Na sequência, Apocalipse 20:10 fala da destruição do Diabo, da besta e do falso profeta no lago de fogo; e completa: “e serão atormentados de dia e de noite, pelos séculos dos séculos”. Com base nesse texto, muitos têm advogado a ideia de que o fogo é inextinguível e, portanto, os pecadores sofrerão tormento eterno,
pressupondo, evidentemente, vida eterna nesse lago de fogo. Essas pessoas não entendem que Sodoma e Gomorra foram destruídas com fogo eterno (cf Jd 7) e se tornaram cinzas (cf 2Pe 2:6), indicando assim que elas foram completamente extintas.
O posicionamento e a esperança adventistas – Deus suscitou o movimento adventista nos últimos dias para restaurar as verdades lançadas por terra pelo poder do chifre pequeno (cf Dn 8:12). A imortalidade condicional da alma é uma delas.
Como adventistas do sétimo dia, cremos que o estado do homem na morte é de plena inconsciência (cf Ec 9:5). A morte é comparada ao sono (cf Jo 11:11-14).

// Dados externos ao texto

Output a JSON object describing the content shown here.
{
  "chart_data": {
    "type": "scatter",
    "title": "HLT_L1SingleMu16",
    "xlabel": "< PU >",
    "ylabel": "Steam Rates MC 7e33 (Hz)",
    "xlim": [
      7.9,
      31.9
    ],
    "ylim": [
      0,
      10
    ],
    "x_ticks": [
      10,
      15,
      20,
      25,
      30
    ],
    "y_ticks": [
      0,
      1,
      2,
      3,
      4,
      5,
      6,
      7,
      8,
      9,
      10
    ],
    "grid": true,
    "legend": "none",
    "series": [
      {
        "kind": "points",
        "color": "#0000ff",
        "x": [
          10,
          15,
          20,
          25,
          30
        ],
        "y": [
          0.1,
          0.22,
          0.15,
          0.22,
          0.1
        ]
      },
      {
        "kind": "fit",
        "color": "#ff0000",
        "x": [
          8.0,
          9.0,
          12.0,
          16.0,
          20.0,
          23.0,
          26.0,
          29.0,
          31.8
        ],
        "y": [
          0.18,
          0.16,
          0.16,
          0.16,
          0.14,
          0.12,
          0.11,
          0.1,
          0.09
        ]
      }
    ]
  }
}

O homem não mais retorna à sua casa para contato com familiares (cf Jó 7:9, 10). A ressurreição de Cristo é o penhor da ressurreição dos justos de todos os tempos e lugares (cf 1Ts 4:14, 16). A recompensa dos justos ocorrerá por ocasião do segundo advento de Cristo (cf 2Tm 4:7, 8; Ap 22:12).
Ao longo do tempo, o luto tem alcançado milhares dos filhos de Deus neste mundo. Familiares veem seus queridos descerem à sepultura. Para os filhos de Deus açoitados pela dor do luto, um novo amanhecer irá despontar. Estamos nos aproximando do grande dia em que os fiéis serão revestidos da imortalidade (cf 1Co 15:52-54).
“Que manhã gloriosa será a da ressurreição! Que cena maravilhosa se abrirá quando Cristo vier, para Se fazer admirado em todos os que creem! Todos os que passaram pela humilhação e pelos sofrimentos de Cristo serão participantes de Sua glória. Pela ressurreição de Cristo, todo santo crente que adormece em Jesus sairá, triunfante, de seu cárcere. Os santos ressurgidos proclamarão: ‘Onde está, ó morte, o teu aguilhão? Onde está, ó inferno, a tua vitória?’ (1Co 15:55, RC). […] Jesus Cristo triunfou sobre a morte e rompeu os grilhões do túmulo, e todos os que no túmulo dormem participarão da vitória; sairão das sepulturas, como fez o Vencedor” (Ellen G. White, Mensagens Escolhidas, v. 2, p. 271, 272).
Naquele dia, Fabrício e sua querida mãe se reencontrarão. Como disse Paulo: “Consolem-se uns aos outros com essas palavras” (1Ts 4:18, NVI).